The Madness of American Incarceration

by Christine Montross

Pub Date: July 21st, 2020
ISBN: 978-1-59420-597-2
Publisher: Penguin Press

A searing indictment of a system in which far too many people “languish within prisons and jails because of their poverty, their race, their addiction, or their mental illness.”

Psychiatrist Montross, who is accustomed to treating mentally ill clients in hospital settings, decided to explore what happened to similar people who landed in the American prison system. What she learned was horrifying—and not just for the inmates. Through her firsthand experiences and diligent research, she concludes that everybody in American society—the imprisoned mentally ill, the rest of the prison population, prison staff, police, attorneys, judges, jurors in criminal trials, loved ones in the free world, residents of neighborhoods into which former inmates have been released, and taxpayers whose money pays for punishment instead of rehabilitation—experiences harm from the status quo. Montross divides the book into three parts—“Our Prisoners,” “Our Prisons,” and “Our Choice”—each undergirded by copious anecdotes involving real people in distress. In the first section, the author explains why so many obviously mentally ill women and men end up in prison. As she notes, most crimes they commit are caused, at least in part, by their mental illness, and prison staff members are woefully unqualified to deal with psychiatric issues effectively.
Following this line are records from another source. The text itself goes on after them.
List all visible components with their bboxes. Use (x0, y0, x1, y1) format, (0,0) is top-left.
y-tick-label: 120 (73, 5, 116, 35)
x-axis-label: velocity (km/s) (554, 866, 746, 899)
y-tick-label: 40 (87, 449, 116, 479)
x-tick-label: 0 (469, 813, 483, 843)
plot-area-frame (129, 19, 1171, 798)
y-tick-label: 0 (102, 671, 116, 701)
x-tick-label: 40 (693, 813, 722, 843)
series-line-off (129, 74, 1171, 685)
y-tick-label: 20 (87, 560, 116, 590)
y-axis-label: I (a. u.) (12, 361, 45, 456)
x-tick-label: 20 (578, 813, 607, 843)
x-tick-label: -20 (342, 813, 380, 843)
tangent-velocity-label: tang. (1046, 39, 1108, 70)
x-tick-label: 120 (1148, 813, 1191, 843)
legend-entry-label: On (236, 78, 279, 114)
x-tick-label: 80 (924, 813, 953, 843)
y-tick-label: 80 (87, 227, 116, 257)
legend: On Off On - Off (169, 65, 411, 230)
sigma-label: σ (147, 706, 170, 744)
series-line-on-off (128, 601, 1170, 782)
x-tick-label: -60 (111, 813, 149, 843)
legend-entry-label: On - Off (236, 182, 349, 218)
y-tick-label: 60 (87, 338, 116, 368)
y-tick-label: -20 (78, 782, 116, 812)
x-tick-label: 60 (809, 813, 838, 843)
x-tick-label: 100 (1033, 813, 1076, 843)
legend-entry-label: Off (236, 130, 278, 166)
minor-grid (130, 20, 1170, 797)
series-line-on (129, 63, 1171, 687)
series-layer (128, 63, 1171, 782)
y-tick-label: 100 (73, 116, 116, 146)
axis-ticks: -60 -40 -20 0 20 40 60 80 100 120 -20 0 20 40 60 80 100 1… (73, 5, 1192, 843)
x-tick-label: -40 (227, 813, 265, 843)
The second section includes chilling case studies of ineffective incarceration, especially regarding solitary confinement. The final section offers some hope, as Montross chronicles her research in Norway, where prisons have drastically lowered recidivism rates by emphasizing human rehabilitation. So why does the U.S. refuse to learn from such success stories? Montross consistently wrestles with that conundrum, but answers are elusive. In conclusion, the author quotes James Baldwin: “Nothing can be changed until it is faced.” In this revelatory book, the author faces the problem head-on. Read this and then turn to Jason Hardy’s The Second Chance Club to learn more about what happens after inmates are released.

Yet another eye-opening, powerful demonstration of the profound structural problems with mass incarceration in the U.S.